Designing your website

At skillbank we aim to create simple, effective and practical websites. You need to make some choices about your website, and this page provides the tools to help you make this choice.

Domain name, Key Terms and Titles

To make the most of your website it's important customers can find it, and most business comes from search engines like Google. Spend some time thinking about your company and the services it provides. Imagine you are a potential client - what search terms would you use? Your website needs to incorporate these terms. Page titles are very important, so are the actual words and phrases on your site. Suppose your company offers silver plating. The domain name, the page titles, and the text on each page need to reflect this, and you need to write the copy so that "silver plating" (and other terms potential customers would use) occur frequently. If your business focuses on a local area then this also needs to be clearly stated.


The colours you choose make a powerful and profound statement about your business.

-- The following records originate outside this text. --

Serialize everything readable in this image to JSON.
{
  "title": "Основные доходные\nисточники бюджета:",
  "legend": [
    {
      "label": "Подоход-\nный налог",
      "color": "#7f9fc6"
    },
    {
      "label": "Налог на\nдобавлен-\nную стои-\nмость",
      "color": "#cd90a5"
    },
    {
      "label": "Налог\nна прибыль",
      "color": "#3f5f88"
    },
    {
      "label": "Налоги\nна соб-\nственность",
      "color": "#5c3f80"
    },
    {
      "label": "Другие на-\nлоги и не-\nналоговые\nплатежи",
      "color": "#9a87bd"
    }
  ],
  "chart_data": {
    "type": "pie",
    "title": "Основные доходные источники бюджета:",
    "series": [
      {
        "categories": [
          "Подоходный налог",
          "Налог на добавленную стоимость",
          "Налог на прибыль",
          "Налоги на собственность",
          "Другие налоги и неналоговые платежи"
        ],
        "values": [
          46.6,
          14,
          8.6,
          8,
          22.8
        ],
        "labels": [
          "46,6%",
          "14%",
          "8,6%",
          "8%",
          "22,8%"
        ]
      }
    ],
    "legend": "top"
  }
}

Its best to choose a maximum of three basic colours for your website; they need to be able to coexist without creating tension or visitors will click away. Huge amounts of money are spent by major companies in choosing the right colour for their advertising and you can benefit from this by reading about the psychology of colour here.
Once you have picked a colour or colours this page from Adobe will help you choose a palette of up to five colours for your site.

Type Style

Typography is another important factor in creating a suitable page to represent your business. There are five basic types of fonts: serif, sans serif, cursive, fancy and monospace. When a webpage is displayed the browser uses the fonts installed on your computer, so only by using a narrow range of "web-safe" fonts can you be sure what someone else's browser will show.



Images are an important part of any website, but bring their own issues. Generally, unlike text, they will be a fixed size, which can interfere with the flow of text. Responsive images (which change size with the browser window) can become too small for text in them to be read. Images for use on a display need to have good contrast range, but will not normally exceed 1Mpx so images from simple digital cameras are suitable.

Serif Example

ABCDE abcdefghi O 01234

ABCD ijkl 0123


Serif fonts have tiny finishing strokes at the ends of the letters. Most printed material - newspapers, books etc - use serif fonts. They convey an impression of being warm, personal, artistic, stately, traditional, conservative or intellectual. They are effective as headings, and for documents intended to be downloaded and printed. They are more readable in small sizes in print but computer monitors are not able to show them clearly, so sans typefaces are generally preferred for body text.

Common web-safe serif typefaces include Times (Times New Roman), Palatino Linotype, and more recently Georgia.

Sans Serif Example

ABCDE abcdefghi O 01234

ABCD ijkl 0123


Sans Serif fonts like this one appear technical, cool, clean, crisp, youthful, modern or uncluttered. They are effective as sub-headings, for general text and for text with technical content. However, sans serif fonts can also be viewed as cold and impersonal. Sometimes the space between letters (e.g. hijk) can be small, and it can be hard to distinguish between similar characters l10oO.

Because they display well on-screen they are the best for webpage body text, but can be unattractive and "blocky" in larger sizes.


Monospace Example

ABCDE abcdefghi O 0123

ABCD ijkl 0123


Monospace fonts are used for displaying program code samples and number values only; each character takes the same amount of horizontal space, so letters and numbers stay lined up. Some letters, especially the i and l, are made to look wider with big serifs.
In reading code its important to be able to distinguish clearly between letters and numbers. When rendered in a sans typeface it can be hard to tell exactly what is written.

Example: 1Ili O0 - the zero and capital O can be particularly hard to distinguish.

When they are used for text they give an irregularly spaced and untidy appearance which can make it harder to read.